Supervised Machine Learning

Who so neglects learning in his youth, loses the past and is dead for the future. – Euripides (484 BC – 406 BC), Phrixus, Frag. 927 Learning is the ability of an agent to improve its behavior based on experience. This could mean the following • The range of behaviors is expanded; the agent can do more. • The accuracy on tasks is improved; the agent can do things better. • The speed is improved; the agent can do things faster. The ability to learn is essential to any intelligent agent. As Euripides pointed out, learning involves an agent remembering its past in a way that is useful for its future.
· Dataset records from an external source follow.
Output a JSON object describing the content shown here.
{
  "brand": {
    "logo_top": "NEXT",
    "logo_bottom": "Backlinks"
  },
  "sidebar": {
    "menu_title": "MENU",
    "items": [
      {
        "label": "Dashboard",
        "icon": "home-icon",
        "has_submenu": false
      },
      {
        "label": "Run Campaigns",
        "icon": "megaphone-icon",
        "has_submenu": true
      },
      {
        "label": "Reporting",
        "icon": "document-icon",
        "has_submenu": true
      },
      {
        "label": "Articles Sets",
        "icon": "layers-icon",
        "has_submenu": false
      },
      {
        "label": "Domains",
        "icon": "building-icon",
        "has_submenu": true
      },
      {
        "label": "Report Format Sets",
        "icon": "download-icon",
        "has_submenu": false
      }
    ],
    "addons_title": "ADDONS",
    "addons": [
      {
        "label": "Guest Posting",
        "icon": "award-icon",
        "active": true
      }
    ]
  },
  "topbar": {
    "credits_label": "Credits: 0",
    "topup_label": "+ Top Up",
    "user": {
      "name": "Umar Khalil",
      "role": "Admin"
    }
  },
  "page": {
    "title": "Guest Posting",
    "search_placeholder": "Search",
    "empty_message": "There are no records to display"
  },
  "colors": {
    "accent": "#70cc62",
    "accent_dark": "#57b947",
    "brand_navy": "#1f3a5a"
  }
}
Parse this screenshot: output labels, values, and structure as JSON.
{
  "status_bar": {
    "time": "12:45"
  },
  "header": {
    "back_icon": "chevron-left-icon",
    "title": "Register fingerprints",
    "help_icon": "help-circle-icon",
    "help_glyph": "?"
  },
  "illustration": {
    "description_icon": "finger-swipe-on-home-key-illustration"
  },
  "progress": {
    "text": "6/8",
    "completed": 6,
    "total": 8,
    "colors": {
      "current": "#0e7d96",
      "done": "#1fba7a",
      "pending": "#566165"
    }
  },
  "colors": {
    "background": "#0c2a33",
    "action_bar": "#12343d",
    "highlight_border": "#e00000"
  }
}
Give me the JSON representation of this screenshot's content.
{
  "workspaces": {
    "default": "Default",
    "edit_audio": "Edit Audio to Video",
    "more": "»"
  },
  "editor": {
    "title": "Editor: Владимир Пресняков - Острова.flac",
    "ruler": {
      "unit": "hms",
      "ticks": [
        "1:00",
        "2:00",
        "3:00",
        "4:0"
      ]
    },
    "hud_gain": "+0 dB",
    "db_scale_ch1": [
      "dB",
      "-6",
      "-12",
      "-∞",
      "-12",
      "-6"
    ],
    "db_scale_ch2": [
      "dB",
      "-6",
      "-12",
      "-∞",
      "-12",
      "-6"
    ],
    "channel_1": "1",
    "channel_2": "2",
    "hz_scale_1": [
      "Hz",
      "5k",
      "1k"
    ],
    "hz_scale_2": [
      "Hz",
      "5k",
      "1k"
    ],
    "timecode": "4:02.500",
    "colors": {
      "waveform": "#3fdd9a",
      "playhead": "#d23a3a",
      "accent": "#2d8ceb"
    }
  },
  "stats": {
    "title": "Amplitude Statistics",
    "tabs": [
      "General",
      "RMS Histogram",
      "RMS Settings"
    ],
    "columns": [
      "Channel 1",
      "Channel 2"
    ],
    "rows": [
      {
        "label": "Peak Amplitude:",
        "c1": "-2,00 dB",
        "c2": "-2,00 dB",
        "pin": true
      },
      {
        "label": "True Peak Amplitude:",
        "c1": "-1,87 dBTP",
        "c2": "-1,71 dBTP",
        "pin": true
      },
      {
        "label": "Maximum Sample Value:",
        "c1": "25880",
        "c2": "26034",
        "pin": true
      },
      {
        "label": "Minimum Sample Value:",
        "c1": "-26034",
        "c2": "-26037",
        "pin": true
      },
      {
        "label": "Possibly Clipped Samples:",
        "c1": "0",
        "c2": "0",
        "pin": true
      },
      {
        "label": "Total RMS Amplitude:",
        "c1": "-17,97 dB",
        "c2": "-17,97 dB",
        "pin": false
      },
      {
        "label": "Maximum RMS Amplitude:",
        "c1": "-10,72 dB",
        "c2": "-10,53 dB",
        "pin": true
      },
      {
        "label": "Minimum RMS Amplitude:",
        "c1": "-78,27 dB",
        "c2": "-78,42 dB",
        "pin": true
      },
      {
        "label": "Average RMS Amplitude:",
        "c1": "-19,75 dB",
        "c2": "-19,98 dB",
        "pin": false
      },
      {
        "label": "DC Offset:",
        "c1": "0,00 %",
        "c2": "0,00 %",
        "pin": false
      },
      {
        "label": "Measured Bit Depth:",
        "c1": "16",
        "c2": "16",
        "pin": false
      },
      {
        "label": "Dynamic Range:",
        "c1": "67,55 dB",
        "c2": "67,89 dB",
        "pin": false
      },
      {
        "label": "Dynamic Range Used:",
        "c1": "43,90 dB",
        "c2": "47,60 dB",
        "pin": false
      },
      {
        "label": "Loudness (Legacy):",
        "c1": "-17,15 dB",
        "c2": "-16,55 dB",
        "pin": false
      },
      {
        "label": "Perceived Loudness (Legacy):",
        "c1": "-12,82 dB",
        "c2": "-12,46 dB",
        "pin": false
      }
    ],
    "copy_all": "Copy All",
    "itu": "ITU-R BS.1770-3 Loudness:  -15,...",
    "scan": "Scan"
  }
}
This chapter considers the problem of making a prediction as supervised learning: given a set of training examples made up of input–output pairs, predict the output of a new example where only the inputs are given. We explore four approaches to learning: choosing a single hypothesis that fits the training examples well, predicting directly from the training examples, selecting the subset of a hypothesis space consistent with the training examples, or (in Section 10.4 (page 512)) predicting based on the posterior probability distribution of hypotheses conditioned on the training examples. Chapter 10 considers learning probabilistic models. Chapter 12 covers reinforcement learning. Section 15.2 (page 701) considers learning relational representations. Learning Issues The following components are part of any learning problem: Task The behavior or task that is being improved Data The experiences that are used to improve performance in the task, usually in the form of a sequence of examples Measure of improvement How the improvement is measured – for example, new skills that were not present initially, increasing accuracy in prediction, or improved speed Consider the agent internals of Figure 2.9 (page 66). The problem of learning is to take in prior knowledge and data (e.g., about the experiences of the agent) and to create an internal representation (the knowledge base) that is used by the agent as it acts. Learning techniques face the following issues: Task Virtually any task for which an agent can get data or experiences can be learned.